Recently we discovered that our toilet, like many, many things in our home has been fitted wrongly. It was attached not to a cold water pipe, but a hot one. Every time we flushed the loo, we activated the boiler and filled our cistern with expensive hot water.

The man who lived here before us was a bit of a numpty. He honestly thought he was capable of tackling every problem. The truth was that he wasn’t skilled enough or qualified enough or careful enough for most of the jobs he took on. Even his best efforts to do something (grouting, tiling, electrics, plumbing, brick work) don’t make the grade. In some cases his work is dangerous and in all cases, costly to put right. He has also, unaccountably, filled many of our walls with bags of rubbish. Old loo rolls, tissues, bills and newspapers pointlessly fill the cavities like some kind of time capsule left by a service station bathroom attendant with a mean grudge against his employer.

Hope Road’s previous owner was, I hope, utterly unaware of his lack of skill. Perhaps he thought that he was doing us, the next owners, a favour? Perhaps he thought that his rubbish would never be discovered? He was, as history shows us, wrong on both counts. I would have preferred a toilet that did not flush at all, and walls that were not filled with things that needed burning.

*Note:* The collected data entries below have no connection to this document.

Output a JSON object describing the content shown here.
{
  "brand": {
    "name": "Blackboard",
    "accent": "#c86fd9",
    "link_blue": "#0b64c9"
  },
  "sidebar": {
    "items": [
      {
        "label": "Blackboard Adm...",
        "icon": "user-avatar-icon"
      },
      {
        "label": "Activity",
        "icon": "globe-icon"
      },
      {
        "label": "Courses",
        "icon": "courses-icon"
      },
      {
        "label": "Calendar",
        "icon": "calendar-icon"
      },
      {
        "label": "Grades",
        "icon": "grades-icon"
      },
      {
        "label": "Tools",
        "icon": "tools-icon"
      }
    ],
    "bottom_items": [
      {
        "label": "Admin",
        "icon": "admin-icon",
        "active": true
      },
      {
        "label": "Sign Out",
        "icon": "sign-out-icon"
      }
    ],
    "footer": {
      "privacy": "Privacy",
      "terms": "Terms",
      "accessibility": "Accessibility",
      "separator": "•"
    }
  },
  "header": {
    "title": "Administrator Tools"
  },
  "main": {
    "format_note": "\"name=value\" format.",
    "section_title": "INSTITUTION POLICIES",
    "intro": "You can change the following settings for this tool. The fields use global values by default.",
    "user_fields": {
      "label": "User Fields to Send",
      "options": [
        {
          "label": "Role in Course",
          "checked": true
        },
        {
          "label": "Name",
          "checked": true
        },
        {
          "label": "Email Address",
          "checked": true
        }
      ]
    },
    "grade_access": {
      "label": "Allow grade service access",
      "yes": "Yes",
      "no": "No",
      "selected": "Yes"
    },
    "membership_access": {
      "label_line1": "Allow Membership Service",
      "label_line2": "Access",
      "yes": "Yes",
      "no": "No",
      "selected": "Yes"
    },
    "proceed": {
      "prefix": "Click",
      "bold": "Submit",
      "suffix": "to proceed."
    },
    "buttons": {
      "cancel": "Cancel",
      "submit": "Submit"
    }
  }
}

When we try to reach God on our own terms we find that even our best efforts will never make the grade. We can strive and work as hard as we can, but we will never have the qualifications necessary. There will always be rubbish hidden in the walls. And of course we are not trained to tackle the biggest problem we have, that of our total inability to see we have a problem at all.

Jon and I decided to remove the ailing toilet altogether and replace it with a utility area where we can wash and dry our clothes. When our kitchen fitter came to finish the oak flooring in there yesterday, he did not have enough wood. There was just one more plank needed. He eventually found the rather battered plank he had used to knock in all of the other pieces for the kitchen floor. It was the ‘sacrificial’ lamb of the job. It had already taken all the punishment of his very strong arm in order to lay down the rest of our flooring. It seems more than fitting (pun intentional) that this piece now forms the corner of our washing room.

Doesn’t that remind you of a very good and very true story you know?

(All the artwork above has been made from recycled toilet rolls. My fave is the blue face on the far right.)